Acara yang diinisiasi PT Napindo Media Ashatama ini terintegrasi dengan Indo Water, Indo Waste & Recycling, serta Indo Renergy & Electric, menjadikannya platform strategis untuk menghadirkan solusi kota cerdas sekaligus menjawab tantangan pengelolaan air, sampah, dan energi terbarukan.

Ketua Umum APTIKNAS Ir. Soegiharto Santoso, SH menegaskan pentingnya pendekatan terintegrasi.
“IISMEX 2025 bukan sekadar pameran teknologi, melainkan ekosistem kolaborasi di mana solusi digital bertemu dengan inovasi pengelolaan air, energi terbarukan, dan ekonomi sirkular,” ujarnya.
APTIKNAS, lanjutnya, mendorong partisipasi aktif pelaku TIK lokal, termasuk UMKM dan startup, agar menghadirkan solusi berbasis kecerdasan buatan, IoT, big data analytics, dan smart governance yang adaptif bagi Indonesia.
Integrasi Smart City dan Lingkungan
Deputi Bidang Pengelolaan Sampah, Limbah, dan B3 Kementerian Lingkungan Hidup Drs. Ade Palguna Ruteka menekankan bahwa kota cerdas tidak lepas dari pengelolaan lingkungan.
“Kegiatan ini momentum mengajak seluruh elemen menuntaskan masalah sampah sekaligus memanfaatkan teknologi pengolahan air dan energi terbarukan,” ujarnya.

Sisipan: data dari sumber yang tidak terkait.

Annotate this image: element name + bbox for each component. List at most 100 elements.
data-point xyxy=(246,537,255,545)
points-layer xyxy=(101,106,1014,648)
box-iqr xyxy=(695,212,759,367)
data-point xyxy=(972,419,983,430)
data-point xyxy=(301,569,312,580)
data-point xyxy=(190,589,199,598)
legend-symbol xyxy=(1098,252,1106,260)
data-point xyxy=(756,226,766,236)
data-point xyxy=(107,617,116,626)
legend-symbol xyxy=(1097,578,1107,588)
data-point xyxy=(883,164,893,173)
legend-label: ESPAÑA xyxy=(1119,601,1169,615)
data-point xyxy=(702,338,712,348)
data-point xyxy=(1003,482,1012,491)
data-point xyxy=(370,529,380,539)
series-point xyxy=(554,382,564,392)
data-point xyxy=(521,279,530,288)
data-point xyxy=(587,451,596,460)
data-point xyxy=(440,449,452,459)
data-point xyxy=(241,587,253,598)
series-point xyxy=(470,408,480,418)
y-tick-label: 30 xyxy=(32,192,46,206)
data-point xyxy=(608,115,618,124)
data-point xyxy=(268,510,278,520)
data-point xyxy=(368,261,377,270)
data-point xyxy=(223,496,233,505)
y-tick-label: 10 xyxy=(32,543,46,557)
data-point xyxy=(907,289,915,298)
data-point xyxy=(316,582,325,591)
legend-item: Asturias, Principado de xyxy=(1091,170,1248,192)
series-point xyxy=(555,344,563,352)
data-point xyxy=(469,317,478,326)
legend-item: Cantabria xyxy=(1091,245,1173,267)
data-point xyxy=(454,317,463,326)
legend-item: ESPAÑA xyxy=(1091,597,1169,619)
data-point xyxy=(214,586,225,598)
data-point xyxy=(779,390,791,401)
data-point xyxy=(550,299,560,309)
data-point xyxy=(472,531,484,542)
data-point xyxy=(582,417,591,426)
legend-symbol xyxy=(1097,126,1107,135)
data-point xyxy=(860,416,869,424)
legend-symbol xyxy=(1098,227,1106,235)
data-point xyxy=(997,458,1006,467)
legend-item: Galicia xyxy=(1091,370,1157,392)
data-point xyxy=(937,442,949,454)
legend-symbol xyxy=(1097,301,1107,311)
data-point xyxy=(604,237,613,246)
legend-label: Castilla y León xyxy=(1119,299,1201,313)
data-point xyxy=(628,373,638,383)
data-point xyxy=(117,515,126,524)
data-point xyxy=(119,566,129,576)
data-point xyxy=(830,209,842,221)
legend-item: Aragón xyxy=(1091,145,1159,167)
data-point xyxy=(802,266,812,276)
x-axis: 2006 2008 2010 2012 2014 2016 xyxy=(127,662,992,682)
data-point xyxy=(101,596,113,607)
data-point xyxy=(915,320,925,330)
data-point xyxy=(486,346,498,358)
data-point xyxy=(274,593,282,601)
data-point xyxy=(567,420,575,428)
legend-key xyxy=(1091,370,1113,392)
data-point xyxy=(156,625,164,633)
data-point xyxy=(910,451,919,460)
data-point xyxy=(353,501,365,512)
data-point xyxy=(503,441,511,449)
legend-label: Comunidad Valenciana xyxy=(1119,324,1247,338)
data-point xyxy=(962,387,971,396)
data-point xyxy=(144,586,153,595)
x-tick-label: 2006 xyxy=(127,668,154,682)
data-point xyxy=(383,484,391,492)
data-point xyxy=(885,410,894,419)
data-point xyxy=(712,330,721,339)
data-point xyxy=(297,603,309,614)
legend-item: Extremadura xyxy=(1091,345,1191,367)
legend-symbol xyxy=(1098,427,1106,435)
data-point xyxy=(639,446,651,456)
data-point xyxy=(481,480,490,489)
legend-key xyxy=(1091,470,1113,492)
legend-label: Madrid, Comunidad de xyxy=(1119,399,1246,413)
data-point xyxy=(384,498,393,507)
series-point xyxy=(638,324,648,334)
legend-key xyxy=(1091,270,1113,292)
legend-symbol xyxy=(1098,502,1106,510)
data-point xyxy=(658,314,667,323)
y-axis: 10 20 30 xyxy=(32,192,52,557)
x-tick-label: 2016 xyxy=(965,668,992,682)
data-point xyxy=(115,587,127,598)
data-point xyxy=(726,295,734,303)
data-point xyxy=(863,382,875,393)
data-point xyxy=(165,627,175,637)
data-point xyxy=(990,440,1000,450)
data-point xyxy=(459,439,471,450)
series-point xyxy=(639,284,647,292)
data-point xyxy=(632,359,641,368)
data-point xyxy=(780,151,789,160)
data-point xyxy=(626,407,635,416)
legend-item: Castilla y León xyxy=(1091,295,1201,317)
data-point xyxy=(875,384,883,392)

Pengakuan Internasional dan Target Kolaborasi
Managing Director Napindo, Arya Seta, mengungkapkan IISMEX 2025 diikuti 611 peserta dari 26 negara dengan 12 paviliun negara, termasuk Austria, Kanada, China, dan Jepang. Pameran ini menargetkan 16.000 pengunjung profesional dan menjadi ajang membangun jejaring bisnis, transfer teknologi, serta investasi berkelanjutan.
Inovasi yang Ditampilkan
Pameran menampilkan berbagai teknologi pendukung smart city, seperti:
Smart governance berbasis AI dan blockchain
Sistem pengelolaan air dan limbah berbasis IoT
Solusi energi terbarukan untuk perkotaan
Platfor digitalisasi layanan publik
Seluruh rangkaian kegiatan terbuka untuk umum dan gratis. Masyarakat, pelaku industri, akademisi, dan pemerintah daerah diundang hadir hingga 15 Agustus 2025 untuk menyaksikan langsung beragam inovasi kota cerdas berkelanjutan.